Local school officials favor state neutrality in science curriculum
New Mexico Public Education Department to adopt standards without controversial proposals

- The controversial proposal watered down language about climate change and evolution, critics say.
- After public outcry and protest, the state announced it would adopt standards without changes on Oct. 25.
- A local teacher says science students are taught to use facts and evidence to form opinions.
FARMINGTON — New Mexico students will be learning the same science curriculum as many students across the United States after a controversial proposal was scrapped recently by the New Mexico Public Education Department.
In October, the state education department considered adopting science standards that strayed from the Next Generation Science Standards, which have been adopted by 18 states and the District of Columbia since they were published in 2013, according to the National Association of State Boards of Education.
The standards were written by a consortium of 26 states and several science education organizations, including the National Research Council, the National Science Teachers Association and the American Association for the Advancement of Science, according to the standards’ website.
More:New Mexico backtracks on dropping evolution in classrooms
Though Next Generation’s writers advise states to adopt the standard in whole without alteration, the standards are a framework that individual states can elect to make changes or additions to. For example, PED’s proposed standards included New Mexico science and society requirements, including a requirement that high school students “identify important questions that science cannot answer… (and) identify ways that science plays a role in many different kinds of careers and activities.”

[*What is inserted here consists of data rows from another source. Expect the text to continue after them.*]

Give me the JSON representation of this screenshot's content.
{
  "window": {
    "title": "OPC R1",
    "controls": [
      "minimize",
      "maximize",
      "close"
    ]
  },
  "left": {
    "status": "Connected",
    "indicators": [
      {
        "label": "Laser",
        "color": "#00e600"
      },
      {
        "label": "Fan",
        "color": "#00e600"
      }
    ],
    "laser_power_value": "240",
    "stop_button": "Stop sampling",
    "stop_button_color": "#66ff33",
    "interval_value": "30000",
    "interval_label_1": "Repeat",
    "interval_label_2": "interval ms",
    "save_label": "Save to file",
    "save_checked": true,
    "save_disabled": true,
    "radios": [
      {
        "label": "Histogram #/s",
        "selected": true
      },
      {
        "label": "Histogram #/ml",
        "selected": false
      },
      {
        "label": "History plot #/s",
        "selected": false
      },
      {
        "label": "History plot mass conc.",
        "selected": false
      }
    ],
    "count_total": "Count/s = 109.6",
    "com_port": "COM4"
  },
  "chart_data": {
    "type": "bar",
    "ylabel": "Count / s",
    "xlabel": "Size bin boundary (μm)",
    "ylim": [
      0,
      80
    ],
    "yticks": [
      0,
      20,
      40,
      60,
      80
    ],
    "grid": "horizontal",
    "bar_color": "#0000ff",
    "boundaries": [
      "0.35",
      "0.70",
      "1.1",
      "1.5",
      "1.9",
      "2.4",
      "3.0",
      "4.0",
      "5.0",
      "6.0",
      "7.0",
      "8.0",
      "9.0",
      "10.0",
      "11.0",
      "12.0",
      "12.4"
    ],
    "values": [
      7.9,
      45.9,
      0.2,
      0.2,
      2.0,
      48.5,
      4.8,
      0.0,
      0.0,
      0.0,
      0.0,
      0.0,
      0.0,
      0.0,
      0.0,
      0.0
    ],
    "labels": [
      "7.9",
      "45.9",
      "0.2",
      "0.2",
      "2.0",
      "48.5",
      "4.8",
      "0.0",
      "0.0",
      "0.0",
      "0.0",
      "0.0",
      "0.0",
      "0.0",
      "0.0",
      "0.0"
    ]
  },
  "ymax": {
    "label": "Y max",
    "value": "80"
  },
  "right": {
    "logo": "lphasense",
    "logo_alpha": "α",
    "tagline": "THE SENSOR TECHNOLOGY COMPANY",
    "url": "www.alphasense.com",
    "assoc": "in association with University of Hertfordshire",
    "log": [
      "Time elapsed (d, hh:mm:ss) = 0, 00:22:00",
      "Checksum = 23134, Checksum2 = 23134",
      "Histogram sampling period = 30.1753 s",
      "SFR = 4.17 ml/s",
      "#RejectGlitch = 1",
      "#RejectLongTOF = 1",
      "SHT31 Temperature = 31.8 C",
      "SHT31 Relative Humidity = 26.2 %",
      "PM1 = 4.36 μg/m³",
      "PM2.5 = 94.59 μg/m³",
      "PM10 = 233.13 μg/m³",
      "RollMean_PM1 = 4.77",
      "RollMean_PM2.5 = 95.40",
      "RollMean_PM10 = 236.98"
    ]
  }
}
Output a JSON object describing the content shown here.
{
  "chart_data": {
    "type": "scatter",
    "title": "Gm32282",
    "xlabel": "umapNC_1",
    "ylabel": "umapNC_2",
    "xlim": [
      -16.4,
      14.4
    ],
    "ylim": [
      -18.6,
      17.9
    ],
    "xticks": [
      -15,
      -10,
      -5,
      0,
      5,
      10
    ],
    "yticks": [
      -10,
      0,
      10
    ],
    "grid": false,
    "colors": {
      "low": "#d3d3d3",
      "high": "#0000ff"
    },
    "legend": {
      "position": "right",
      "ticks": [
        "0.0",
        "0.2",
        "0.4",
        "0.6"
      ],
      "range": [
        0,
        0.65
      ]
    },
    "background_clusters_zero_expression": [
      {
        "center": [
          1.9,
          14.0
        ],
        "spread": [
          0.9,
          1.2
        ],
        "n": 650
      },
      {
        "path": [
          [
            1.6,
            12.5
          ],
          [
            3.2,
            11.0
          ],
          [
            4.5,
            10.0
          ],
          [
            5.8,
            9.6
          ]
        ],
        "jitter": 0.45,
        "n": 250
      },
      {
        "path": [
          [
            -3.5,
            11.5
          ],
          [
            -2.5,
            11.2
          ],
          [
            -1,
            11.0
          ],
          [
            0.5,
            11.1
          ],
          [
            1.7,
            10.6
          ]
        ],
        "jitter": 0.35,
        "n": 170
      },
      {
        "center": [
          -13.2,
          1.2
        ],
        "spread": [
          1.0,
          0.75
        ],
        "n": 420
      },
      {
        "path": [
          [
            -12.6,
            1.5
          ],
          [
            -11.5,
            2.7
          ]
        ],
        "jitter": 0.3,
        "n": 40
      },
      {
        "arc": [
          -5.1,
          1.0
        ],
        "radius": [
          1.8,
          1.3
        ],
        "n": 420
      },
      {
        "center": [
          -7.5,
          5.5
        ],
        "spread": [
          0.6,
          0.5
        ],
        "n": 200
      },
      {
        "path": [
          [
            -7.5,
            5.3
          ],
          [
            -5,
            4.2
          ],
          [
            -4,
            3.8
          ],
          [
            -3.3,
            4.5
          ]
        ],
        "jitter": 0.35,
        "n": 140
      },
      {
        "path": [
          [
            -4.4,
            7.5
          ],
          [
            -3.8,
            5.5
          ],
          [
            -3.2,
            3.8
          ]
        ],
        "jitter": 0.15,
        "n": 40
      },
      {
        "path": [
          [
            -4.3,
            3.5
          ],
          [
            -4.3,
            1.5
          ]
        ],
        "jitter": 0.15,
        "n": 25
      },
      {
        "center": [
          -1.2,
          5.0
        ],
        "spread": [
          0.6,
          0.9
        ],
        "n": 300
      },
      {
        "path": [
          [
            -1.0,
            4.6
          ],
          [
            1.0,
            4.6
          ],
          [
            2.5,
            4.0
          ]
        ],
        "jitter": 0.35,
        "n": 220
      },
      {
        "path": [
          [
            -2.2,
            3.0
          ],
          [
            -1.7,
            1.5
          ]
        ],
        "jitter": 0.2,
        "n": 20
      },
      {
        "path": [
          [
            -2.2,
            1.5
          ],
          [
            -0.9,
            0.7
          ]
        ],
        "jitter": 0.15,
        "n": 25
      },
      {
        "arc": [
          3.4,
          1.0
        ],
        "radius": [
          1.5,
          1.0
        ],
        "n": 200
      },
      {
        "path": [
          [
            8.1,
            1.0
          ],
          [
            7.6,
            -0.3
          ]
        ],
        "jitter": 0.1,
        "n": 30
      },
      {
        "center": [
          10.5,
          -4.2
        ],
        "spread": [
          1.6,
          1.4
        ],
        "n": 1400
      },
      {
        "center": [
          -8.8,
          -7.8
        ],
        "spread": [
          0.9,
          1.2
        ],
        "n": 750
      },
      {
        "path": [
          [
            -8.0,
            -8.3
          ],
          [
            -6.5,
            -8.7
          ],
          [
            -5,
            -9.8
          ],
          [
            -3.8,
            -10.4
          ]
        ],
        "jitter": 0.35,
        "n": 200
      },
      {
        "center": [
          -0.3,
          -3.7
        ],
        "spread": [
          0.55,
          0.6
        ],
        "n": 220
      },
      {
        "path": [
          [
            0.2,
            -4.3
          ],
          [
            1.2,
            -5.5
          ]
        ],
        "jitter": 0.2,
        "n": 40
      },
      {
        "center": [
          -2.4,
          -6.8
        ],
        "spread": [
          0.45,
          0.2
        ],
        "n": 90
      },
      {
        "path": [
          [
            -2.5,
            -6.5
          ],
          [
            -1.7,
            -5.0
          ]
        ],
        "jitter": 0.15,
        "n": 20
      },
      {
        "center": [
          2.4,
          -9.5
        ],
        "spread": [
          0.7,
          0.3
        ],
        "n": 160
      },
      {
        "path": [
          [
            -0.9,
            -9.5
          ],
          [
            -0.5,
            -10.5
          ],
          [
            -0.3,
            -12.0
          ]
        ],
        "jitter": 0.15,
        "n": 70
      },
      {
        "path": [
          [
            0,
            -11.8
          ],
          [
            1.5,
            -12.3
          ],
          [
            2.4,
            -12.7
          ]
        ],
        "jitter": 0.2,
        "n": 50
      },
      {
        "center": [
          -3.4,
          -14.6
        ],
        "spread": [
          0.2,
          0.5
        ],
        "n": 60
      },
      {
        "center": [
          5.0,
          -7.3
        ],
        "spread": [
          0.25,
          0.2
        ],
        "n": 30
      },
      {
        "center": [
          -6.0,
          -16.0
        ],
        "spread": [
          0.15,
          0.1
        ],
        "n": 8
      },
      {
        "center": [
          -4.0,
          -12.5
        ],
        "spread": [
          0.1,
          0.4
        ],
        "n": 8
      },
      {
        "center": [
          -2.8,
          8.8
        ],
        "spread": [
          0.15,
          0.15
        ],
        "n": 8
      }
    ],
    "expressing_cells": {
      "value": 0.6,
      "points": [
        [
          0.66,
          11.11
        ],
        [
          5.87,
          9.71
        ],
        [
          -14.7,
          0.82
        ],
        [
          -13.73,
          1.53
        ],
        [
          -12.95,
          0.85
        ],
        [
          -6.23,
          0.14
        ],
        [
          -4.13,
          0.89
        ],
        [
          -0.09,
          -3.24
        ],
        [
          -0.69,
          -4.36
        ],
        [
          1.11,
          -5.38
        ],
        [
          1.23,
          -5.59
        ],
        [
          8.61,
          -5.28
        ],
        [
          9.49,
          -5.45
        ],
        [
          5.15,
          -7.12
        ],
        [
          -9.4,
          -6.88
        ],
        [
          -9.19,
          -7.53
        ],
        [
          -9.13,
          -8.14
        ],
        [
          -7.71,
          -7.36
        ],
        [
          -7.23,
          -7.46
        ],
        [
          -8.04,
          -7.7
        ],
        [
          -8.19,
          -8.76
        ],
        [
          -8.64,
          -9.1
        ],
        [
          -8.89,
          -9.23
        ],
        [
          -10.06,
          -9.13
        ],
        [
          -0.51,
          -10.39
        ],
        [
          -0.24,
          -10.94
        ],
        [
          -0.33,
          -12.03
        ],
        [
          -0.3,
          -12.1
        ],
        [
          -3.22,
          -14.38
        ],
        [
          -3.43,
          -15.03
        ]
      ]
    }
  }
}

However, critics say that in the proposed standards the state also watered down language on controversial topics like climate change and evolution. Mother Jones reported that a mention of “the rise in global temperatures” was changed to “the fluctuation in global temperatures,” and some references to the scientifically accepted age of the earth — 4.6 billion years old — and evolution were removed.
However, after public outcry and protests outside the Public Education Department offices in Santa Fe on Oct. 16, the state walked back on the proposed changes, announcing it would adopt the New Generation Science Standards with no changes, except state-specific additions, the Santa Fe New Mexican reported on Oct. 25.
Eugene Schmidt, superintendent of Farmington Municipal School District, weighed in on the issue during public testimony with a letter to PED, asking the state to adopt the Next Generation Science Standards without the proposed changes.
More:New Mexico PED to drop some edits to science standards; opponents still question changes
“I asked that that be our state’s decision, because when our state students are compared to other students in the nation, we would want a similar empirical belief in science,” Schmidt said on Oct. 27. “… It did make sense to do some of the new (state-specific) standards — that I’m still going to study a little bit more — because they’re unique to New Mexico, but I think the important thing is take the politics out of education and let kids learn what students from other states are learning.”
Bloomfield School District Superintendent Kim Mizell declined to comment on the proposed standards, but she said she supports the Next Generation Science Standards as originally written.
“I’m fine with the Next Generation state standards for science,” Mizell said on Nov. 2. “They’re progressive. They’re in the 21st century. They are moving forward with what our students need to understand and know to be successful in a technologically enhanced world.”
More:New Mexico to rewrite proposed science standards
Kirk Carpenter, superintendent of Aztec School District, said it’s important to keep language “neutral” in standards, but that controversial topics shouldn’t be something schools shy away from.
“As you present any kind of subject matter, you have to do it in an unbiased manner and move forward,” Carpenter said. “Our kids in schools have to be able to go through subject matter and be able to deal with it. We can’t protect our kids to the extent where we can’t cover what may be seen as these controversial issues.”
That’s part of the point of a science education, Hermosa Middle School science teacher Cindy Colomb said — to use critical thinking to wade through controversial topics in science and form opinions based on fact and research.
Part of New Mexico’s science curriculum is and has been teaching and exploring the difference between scientific law — which are accepted statements based on repeated experimental observations “that cannot be disputed” — and scientific theory, which are well-substantiated explanations based on a body of facts repeatedly confirmed through observation and experiment that “is still gathering data and evidence to support just a theory,” Colomb said.
More:New Mexico quiet on origins of proposed school science standards
“To teach science better, we have to teach them how to critique science, but we have to give them the tools that they can (use) and they have to make a decision,” Colomb said. “I don’t really want the state to determine what children believe spiritually. I think that’s the family’s job, but to teach them how to be critical thinkers goes in line with that (science curriculum).”